Entre versões contraditórias e registros suspeitos, o STF cobra respostas sobre o paradeiro do ex-assessor de Bolsonaro, investigado por participação em trama golpista.

O ministro Alexandre de Moraes, do Supremo Tribunal Federal (STF), determinou que a Polícia Federal apresente, em até cinco dias, explicações detalhadas sobre a suposta ida de Filipe Garcia Martins Pereira, ex-assessor de Jair Bolsonaro, aos Estados Unidos no fim de dezembro de 2022 — período em que o país vivia os bastidores da tentativa de golpe após as eleições.

A ordem de Moraes faz parte da ação que investiga o chamado “núcleo 2” da trama golpista, que inclui nomes como Fernando de Sousa Oliveira, Marcelo Costa Câmara, Marília Ferreira de Alencar, Mário Fernandes e Silvinei Vasques — todos suspeitos de atuar para manter Bolsonaro no poder à força.

Segundo informações da PF, Filipe Martins poderia ter deixado o Brasil a bordo do avião presidencial, rumo a Orlando, junto com a comitiva de Bolsonaro.

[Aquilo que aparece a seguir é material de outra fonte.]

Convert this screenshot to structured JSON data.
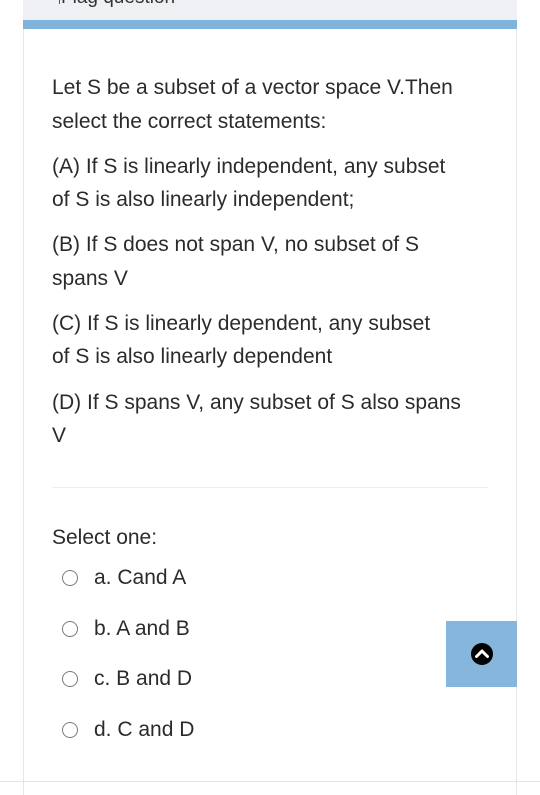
{
  "header": {
    "flag_label": "Flag question"
  },
  "question": {
    "intro_line1": "Let S be a subset of a vector space V.Then",
    "intro_line2": "select the correct statements:",
    "statements": [
      {
        "line1": "(A) If S is linearly independent, any subset",
        "line2": "of S is also linearly independent;"
      },
      {
        "line1": "(B) If S does not span V, no subset of S",
        "line2": "spans V"
      },
      {
        "line1": "(C) If S is linearly dependent, any subset",
        "line2": "of S is also linearly dependent"
      },
      {
        "line1": "(D) If S spans V, any subset of S also spans",
        "line2": "V"
      }
    ]
  },
  "answer": {
    "prompt": "Select one:",
    "options": [
      {
        "label": "a. Cand A",
        "selected": false
      },
      {
        "label": "b. A and B",
        "selected": false
      },
      {
        "label": "c. B and D",
        "selected": false
      },
      {
        "label": "d. C and D",
        "selected": false
      }
    ]
  },
  "scroll_button": {
    "icon": "chevron-up-icon"
  },
  "colors": {
    "accent_bar": "#80b3dc",
    "scroll_button_bg": "#86b6dc",
    "text": "#2b2b2b"
  }
}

A entrada nos EUA teria sido confirmada por registros do Department of Homeland Security (DHS), com base em documentos pessoais. Mas o caso ganhou contornos de mistério quando o U.S. Customs and Border Protection (CBP), órgão responsável pelo controle de fronteiras, divulgou nota dizendo que Martins jamais entrou no país — e que o registro apresentado seria falso.

A confusão levantou ainda mais suspeitas. Em fevereiro de 2024, os pais do ex-assessor disseram à PF que ele vivia “no exterior”, mas, no mesmo dia, os agentes o encontraram em Ponta Grossa (PR), no apartamento da noiva. Martins justificou a ausência alegando estar em um “ano sabático”, dividindo-se entre endereços em São Paulo e Balneário Camboriú.

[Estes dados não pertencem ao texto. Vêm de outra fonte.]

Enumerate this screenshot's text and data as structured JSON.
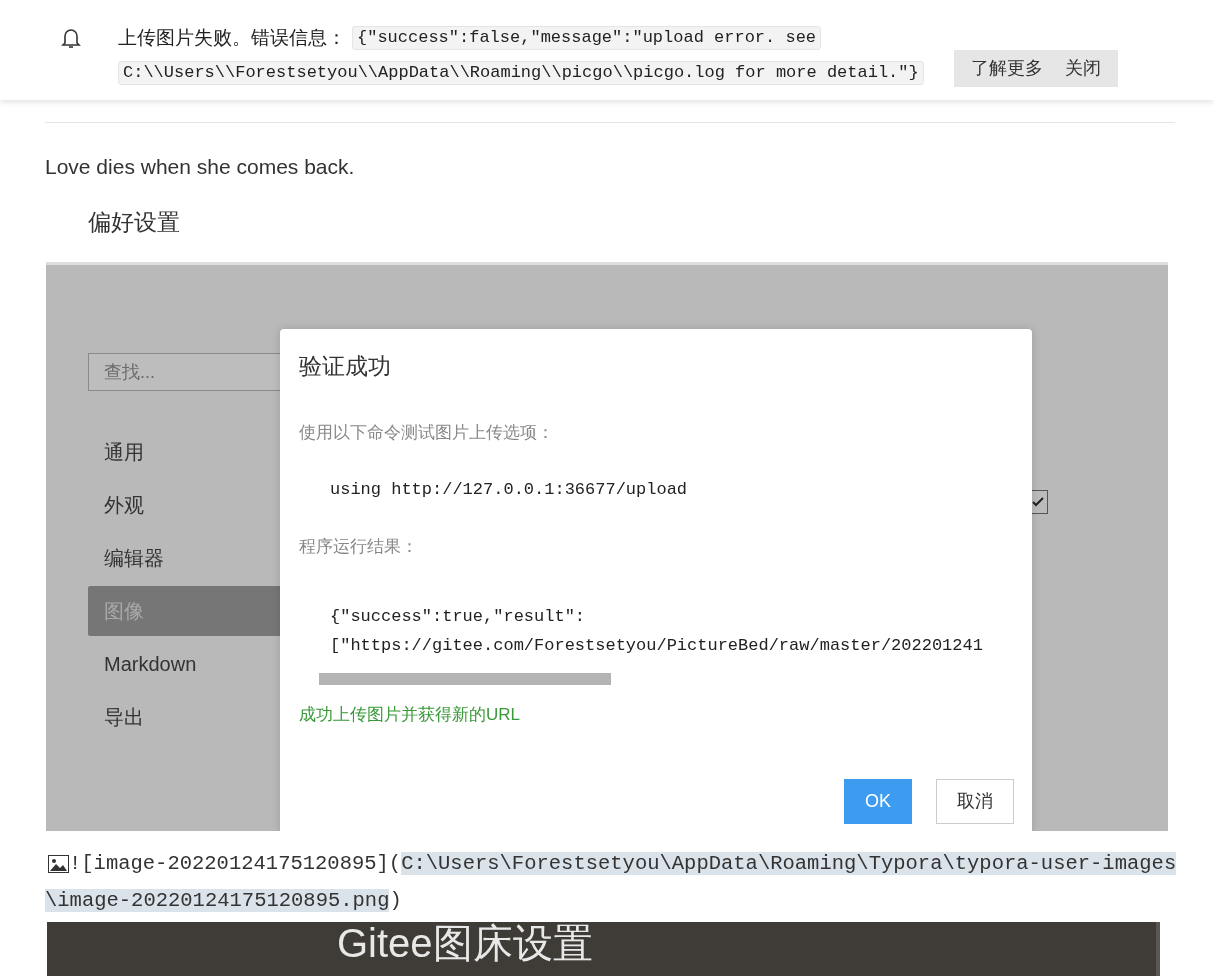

Mesmo assim, o histórico de deslocamentos e a ausência dos passaportes levantaram o alerta sobre risco de fuga, já que Ponta Grossa fica a poucas horas das fronteiras com Argentina e Paraguai.

Agora, Moraes quer que a PF esclareça de forma definitiva se houve ou não a viagem — e como um registro de entrada nos Estados Unidos pôde surgir nos sistemas oficiais.

O caso está prestes a entrar em fase de julgamento, com as alegações finais já apresentadas pelo Ministério Público Federal e pelas defesas. A decisão da Primeira Turma do STF deve ocorrer ainda este ano.

Em meio às idas e vindas processuais, Martins também se envolveu em uma polêmica jurídica: chegou a ter os advogados destituídos por atraso nas alegações finais, o que levou Moraes a nomear a Defensoria Pública da União (DPU). Após recurso, o ministro voltou atrás e restituiu a defesa original.

Enquanto a Justiça tenta entender se Martins cruzou fronteiras ou apenas versões, o caso expõe mais uma camada de confusão e contradição nas investigações sobre os bastidores do 8 de janeiro.